Dal 2011 ad oggi sono riesplose le tensioni internazionali. Russia, Europa e Stati Uniti si trovano ad affrontare minacce come il nucleare Nord coreano e la nascita dell’Isis, situazioni tanto delicate quanto redditizie per le aziende di produzione bellica mondiali.
La nuova corsa alle armi
Dal 2005 al 2015, secondo il rapporto 2016 del SIPRI (Stockholm International Peace Research Institute), sono aumentate in tutto il mondo in modo continuo e vertiginoso le spese per la difesa militare, che hanno segnato un +22%. Solamente nel 2016 la spesa militare globale ha raggiunto i 1.686 miliardi di dollari (227 $ per persona sul pianeta). In questa cifra si annoverano circa 875 milioni di dollari spesi in armi leggere: una persona su 10 ne possiede una.

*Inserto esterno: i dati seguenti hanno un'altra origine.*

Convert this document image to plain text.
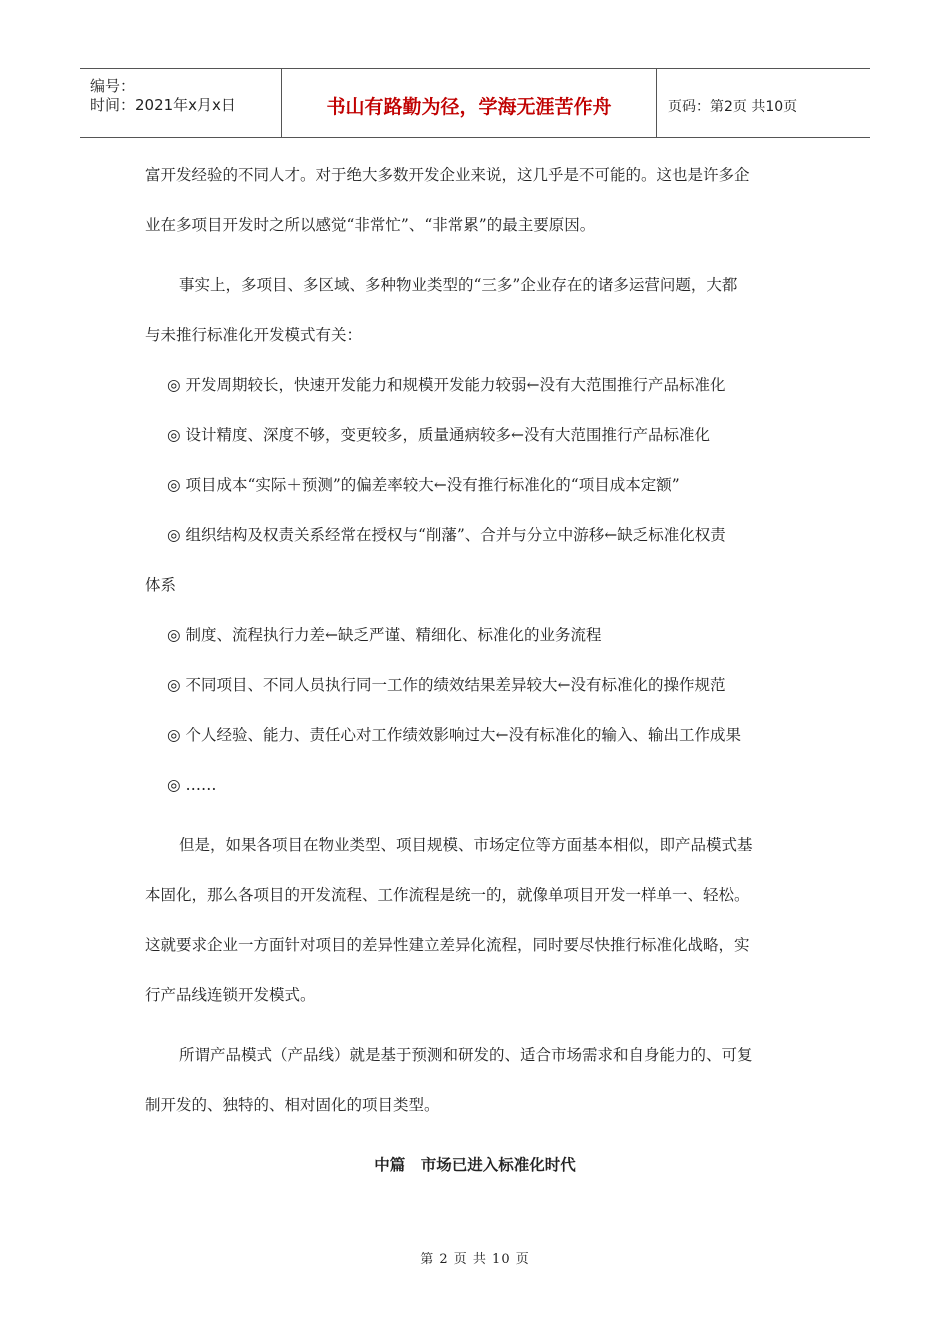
编号：
时间：2021年x月x日	书山有路勤为径，学海无涯苦作舟	页码：第2页 共10页

富开发经验的不同人才。对于绝大多数开发企业来说，这几乎是不可能的。这也是许多企

业在多项目开发时之所以感觉“非常忙”、“非常累”的最主要原因。

事实上，多项目、多区域、多种物业类型的“三多”企业存在的诸多运营问题，大都

与未推行标准化开发模式有关：

◎ 开发周期较长，快速开发能力和规模开发能力较弱←没有大范围推行产品标准化

◎ 设计精度、深度不够，变更较多，质量通病较多←没有大范围推行产品标准化

◎ 项目成本“实际＋预测”的偏差率较大←没有推行标准化的“项目成本定额”

◎ 组织结构及权责关系经常在授权与“削藩”、合并与分立中游移←缺乏标准化权责

体系

◎ 制度、流程执行力差←缺乏严谨、精细化、标准化的业务流程

◎ 不同项目、不同人员执行同一工作的绩效结果差异较大←没有标准化的操作规范

◎ 个人经验、能力、责任心对工作绩效影响过大←没有标准化的输入、输出工作成果

◎ ……

但是，如果各项目在物业类型、项目规模、市场定位等方面基本相似，即产品模式基

本固化，那么各项目的开发流程、工作流程是统一的，就像单项目开发一样单一、轻松。

这就要求企业一方面针对项目的差异性建立差异化流程，同时要尽快推行标准化战略，实

行产品线连锁开发模式。

所谓产品模式（产品线）就是基于预测和研发的、适合市场需求和自身能力的、可复

制开发的、独特的、相对固化的项目类型。

中篇　市场已进入标准化时代

第 2 页 共 10 页
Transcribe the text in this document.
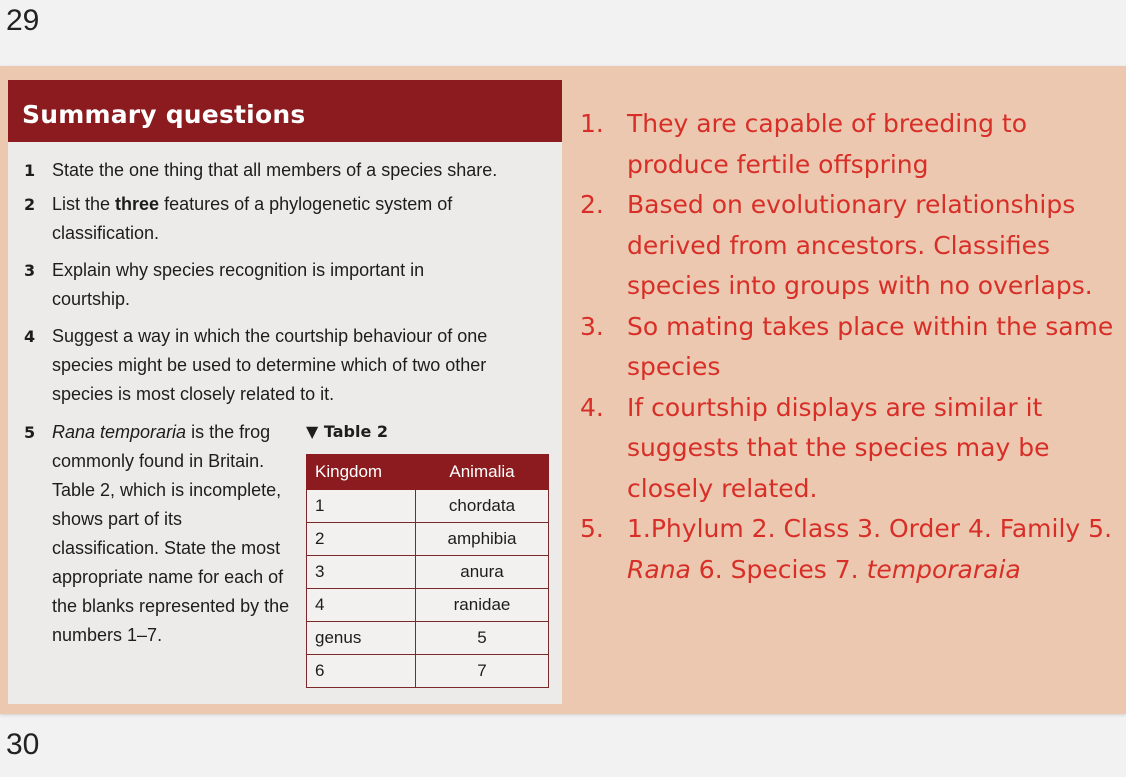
29
Summary questions
1 State the one thing that all members of a species share.
2 List the three features of a phylogenetic system of classification.
3 Explain why species recognition is important in courtship.
4 Suggest a way in which the courtship behaviour of one species might be used to determine which of two other species is most closely related to it.
5 Rana temporaria is the frog commonly found in Britain. Table 2, which is incomplete, shows part of its classification. State the most appropriate name for each of the blanks represented by the numbers 1–7.
▼ Table 2
Kingdom	Animalia
1	chordata
2	amphibia
3	anura
4	ranidae
genus	5
6	7
1. They are capable of breeding to produce fertile offspring
2. Based on evolutionary relationships derived from ancestors. Classifies species into groups with no overlaps.
3. So mating takes place within the same species
4. If courtship displays are similar it suggests that the species may be closely related.
5. 1.Phylum 2. Class 3. Order 4. Family 5. Rana 6. Species 7. temporaraia
30
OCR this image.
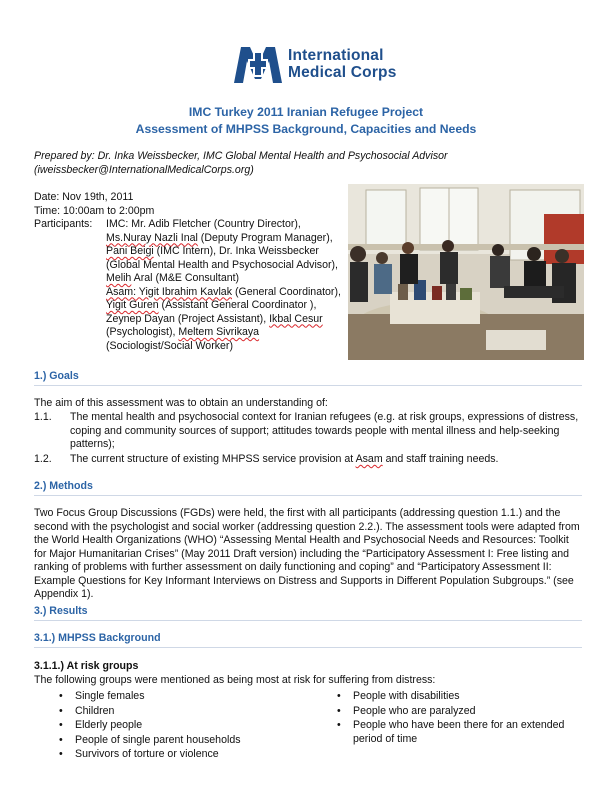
International
Medical Corps
IMC Turkey 2011 Iranian Refugee Project
Assessment of MHPSS Background, Capacities and Needs
Prepared by: Dr. Inka Weissbecker, IMC Global Mental Health and Psychosocial Advisor
(iweissbecker@InternationalMedicalCorps.org)
Date: Nov 19th, 2011
Time: 10:00am to 2:00pm
Participants: IMC: Mr. Adib Fletcher (Country Director),
Ms.Nuray Nazli Inal (Deputy Program Manager),
Pani Beigi (IMC Intern), Dr. Inka Weissbecker
(Global Mental Health and Psychosocial Advisor),
Melih Aral (M&E Consultant)
Asam: Yigit Ibrahim Kavlak (General Coordinator),
Yigit Guren (Assistant General Coordinator ),
Zeynep Dayan (Project Assistant), Ikbal Cesur
(Psychologist), Meltem Sivrikaya
(Sociologist/Social Worker)
1.) Goals
The aim of this assessment was to obtain an understanding of:
1.1. The mental health and psychosocial context for Iranian refugees (e.g. at risk groups, expressions of distress, coping and community sources of support; attitudes towards people with mental illness and help-seeking patterns);
1.2. The current structure of existing MHPSS service provision at Asam and staff training needs.
2.) Methods
Two Focus Group Discussions (FGDs) were held, the first with all participants (addressing question 1.1.) and the second with the psychologist and social worker (addressing question 2.2.). The assessment tools were adapted from the World Health Organizations (WHO) “Assessing Mental Health and Psychosocial Needs and Resources: Toolkit for Major Humanitarian Crises” (May 2011 Draft version) including the “Participatory Assessment I: Free listing and ranking of problems with further assessment on daily functioning and coping” and “Participatory Assessment II: Example Questions for Key Informant Interviews on Distress and Supports in Different Population Subgroups.” (see Appendix 1).
3.) Results
3.1.) MHPSS Background
3.1.1.) At risk groups
The following groups were mentioned as being most at risk for suffering from distress:
• Single females
• Children
• Elderly people
• People of single parent households
• Survivors of torture or violence
• People with disabilities
• People who are paralyzed
• People who have been there for an extended period of time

Ma chi sono i maggiori esportatori di armi a livello globale? USA (33%), Russia (23%), Cina (6,2%), Francia (6%) e Germania (5,6%). Proprio la Germania, paese che formalmente ripudia la forza militare, è tra i cinque maggiori esportatori di armi nel pianeta. Invece i maggiori importatori sono l’India (13%), l’Arabia Saudita (8,2%) e gli Emirati Arabi Uniti (4,6%).
Gli USA nel solo 2016 hanno speso quasi 611 miliardi di dollari, il 36% della spesa militare globale, seguiti dalla Cina (215 miliardi) e dalla Russia (69 miliardi). Mosca ha subito un calo del 21% nelle vendite dei suoi sistemi d’arma e sugli acquisti dal 2014 al 2015. Secondo quanto affermato da molti esperti, la Federazione Russa si starebbe ritrovando in un ruolo sempre più marginale all’interno dello scacchiere internazionale, il quale si sta spostando sull’asse di sfida politica tra Washington e Pechino.

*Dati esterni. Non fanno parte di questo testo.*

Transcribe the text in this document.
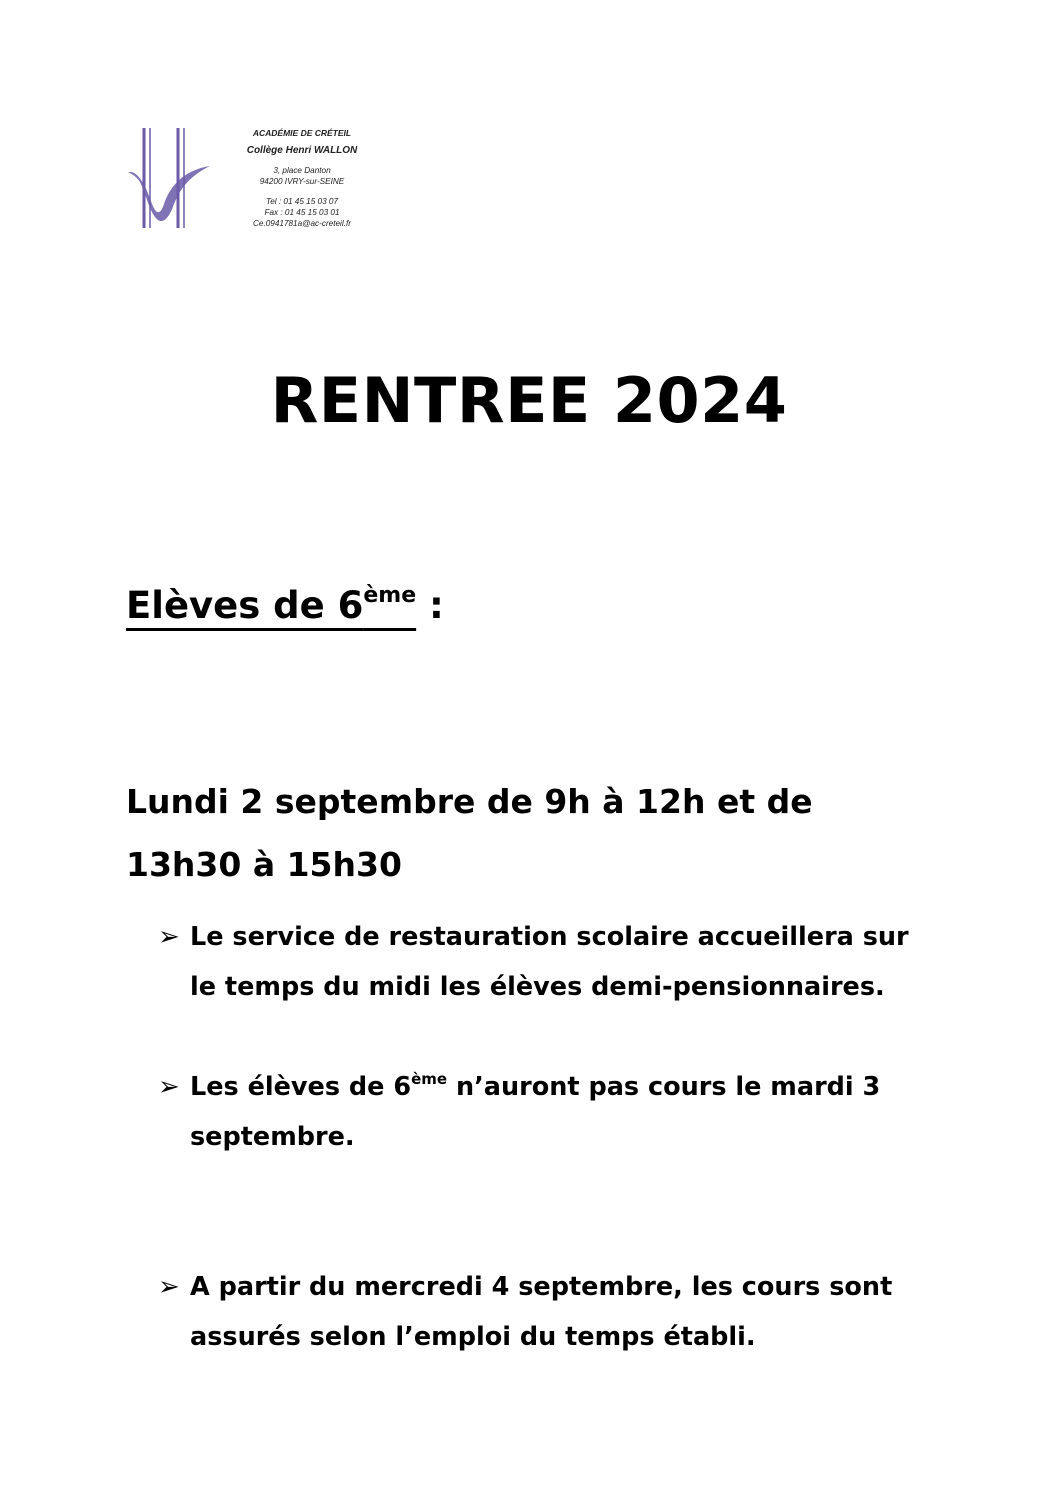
ACADÉMIE DE CRÉTEIL
Collège Henri WALLON
3, place Danton
94200 IVRY-sur-SEINE
Tel : 01 45 15 03 07
Fax : 01 45 15 03 01
Ce.0941781a@ac-creteil.fr
RENTREE 2024
Elèves de 6ème :
Lundi 2 septembre de 9h à 12h et de
13h30 à 15h30
➢ Le service de restauration scolaire accueillera sur
le temps du midi les élèves demi-pensionnaires.
➢ Les élèves de 6ème n’auront pas cours le mardi 3
septembre.
➢ A partir du mercredi 4 septembre, les cours sont
assurés selon l’emploi du temps établi.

Tra USA, Russia e Cina l’Europa non rimane ad osservare: Francia, Germania ed Italia sono rispettivamente al sesto, nono ed undicesimo posto nella classifica riguardante la spesa militare. La spesa bellica del vecchio continente risulta essere il 20% di quella globale.
L’Italia: principale esportatore di armamenti
Nel report del SIPRI il nostro paese, che ufficialmente ripudia la guerra (art. 11 della Costituzione), risulta essere quello con il maggior incremento della spesa militare del vecchio continente: nel solo 2016 è aumentata di circa l’11% (anche se si deve far notare che nel 2015 la spesa era crollata del 20%). La nostra risulta essere la spesa più alta del continente europeo.

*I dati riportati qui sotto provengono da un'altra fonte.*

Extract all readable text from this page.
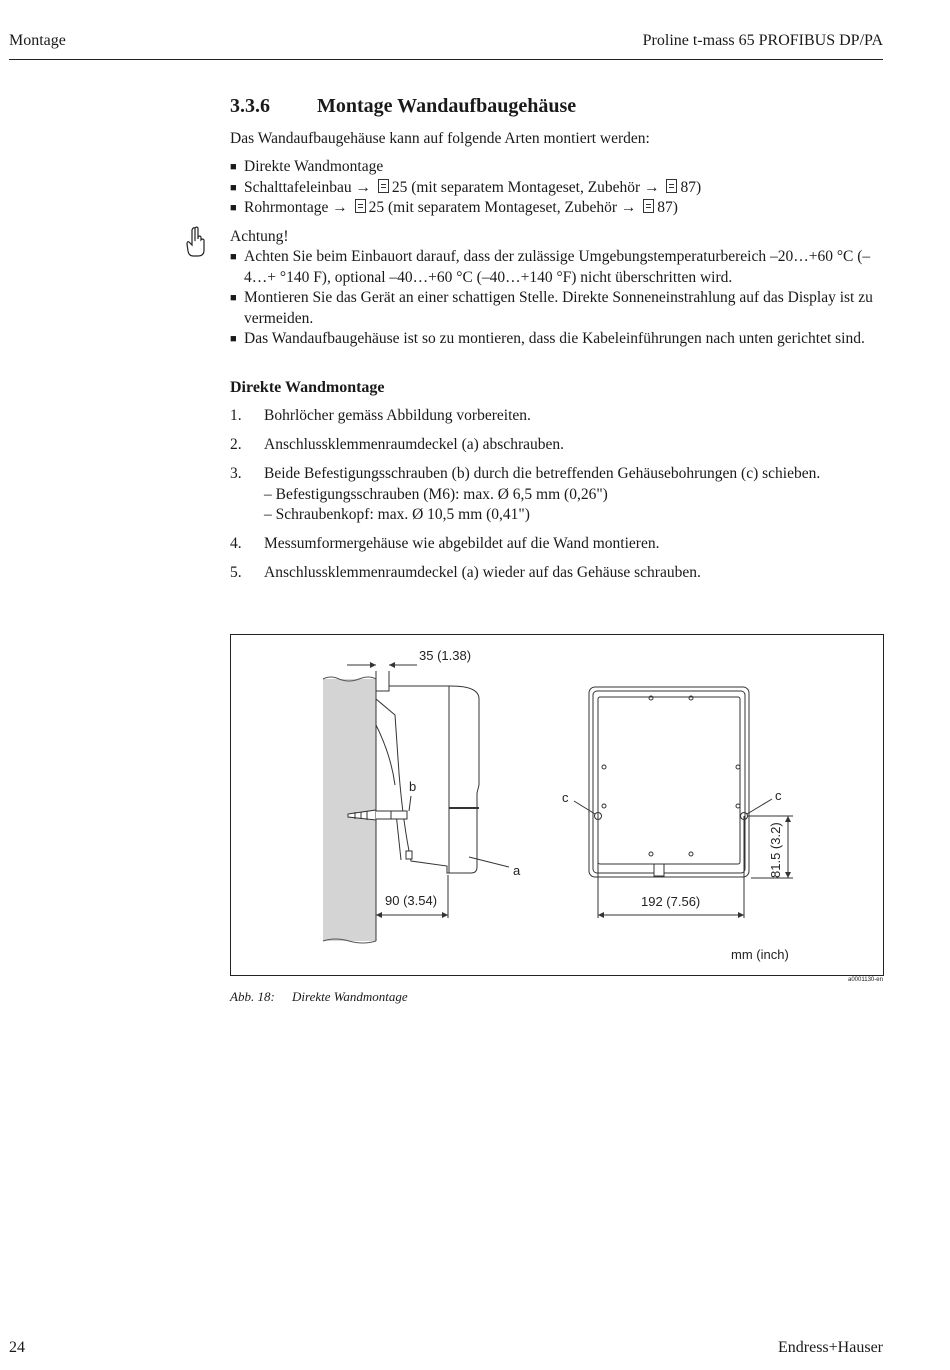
Montage	Proline t-mass 65 PROFIBUS DP/PA
3.3.6	Montage Wandaufbaugehäuse

Das Wandaufbaugehäuse kann auf folgende Arten montiert werden:

■ Direkte Wandmontage
■ Schalttafeleinbau → 25 (mit separatem Montageset, Zubehör → 87)
■ Rohrmontage → 25 (mit separatem Montageset, Zubehör → 87)

Achtung!

■ Achten Sie beim Einbauort darauf, dass der zulässige Umgebungstemperaturbereich –20…+60 °C (–4…+ °140 F), optional –40…+60 °C (–40…+140 °F) nicht überschritten wird.
■ Montieren Sie das Gerät an einer schattigen Stelle. Direkte Sonneneinstrahlung auf das Display ist zu vermeiden.
■ Das Wandaufbaugehäuse ist so zu montieren, dass die Kabeleinführungen nach unten gerichtet sind.
Direkte Wandmontage
1.	Bohrlöcher gemäss Abbildung vorbereiten.
2.	Anschlussklemmenraumdeckel (a) abschrauben.
3.	Beide Befestigungsschrauben (b) durch die betreffenden Gehäusebohrungen (c) schieben.
– Befestigungsschrauben (M6): max. Ø 6,5 mm (0,26")
– Schraubenkopf: max. Ø 10,5 mm (0,41")
4.	Messumformergehäuse wie abgebildet auf die Wand montieren.
5.	Anschlussklemmenraumdeckel (a) wieder auf das Gehäuse schrauben.
b
a
35 (1.38)
90 (3.54)
c	c
192 (7.56)
81.5 (3.2)
mm (inch)
a0001130-en
Abb. 18: Direkte Wandmontage
24	Endress+Hauser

Roma ha un ruolo predominante nel commercio internazionale di strumenti bellici. Nella relazione annuale del Parlamento si sottolinea come l’export bellico del 2016 sia lievitato del’85% (14,6 miliardi di dollari di valore assoluto). Cifra notevole ma dovuta in gran parte alla vendita di 28 Eurofighter al Kuwait. I principali strumenti bellici che il nostro paese vende sono aeromobili (circa il 60%), bombe, siluri, razzi e altri strumenti. I principali clienti sono Francia e Germania in Europa; Qatar, Arabia Saudita e Turchia.
Il business delle armi non ha alcuna morale. Nonostante la legge 185/1990 limiti la vendita degli armamenti Made in Italy a paesi che violano i diritti umani e a quelli in situazioni di conflitto armato, la Ragion di Stato e quella economica prevalgono sulla morale: l’export italiano di armi vale il 3,5% di tutte le nostre esportazioni. Non male per un paese che «ripudia la guerra» a livello costituzionale.
La guerra conclude un ciclo economico: parola di Joseph Schumpeter
Secondo l’economista Schumpeter (1883-1950), ogni ciclo economico, che in media avrebbe la durata di 80 anni, termina con un conflitto. In poche parole andiamo verso la fine di un ciclo: dal 1945 ad oggi siamo a 72 anni di pace. Secondo questa previsione, tra il 2022 e il 2025 avverranno eventi di natura militare che sconvolgeranno il panorama internazionale. La crisi economica ha fatto slittare questo momento, poiché ha rallentato un riarmo che poteva essere totale ed efficiente. Tra il 2022 e il 2025, per giustificare i possibili interventi, potrebbero avvenire manovre militari delle grandi potenze in aree cuscinetto e in stati falliti. Il futuro conflitto potrebbe coinvolgere USA e Alleati contro l’asse Russia-Cina.
Si prevede che il 2017 supererà il precedente record (2011) di 1.778 miliardi di dollari di spesa militare. Tensioni geopolitiche, guerre tribali, crisi statali e molto altro rendono il mercato degli armamenti uno dei più floridi del panorama globale.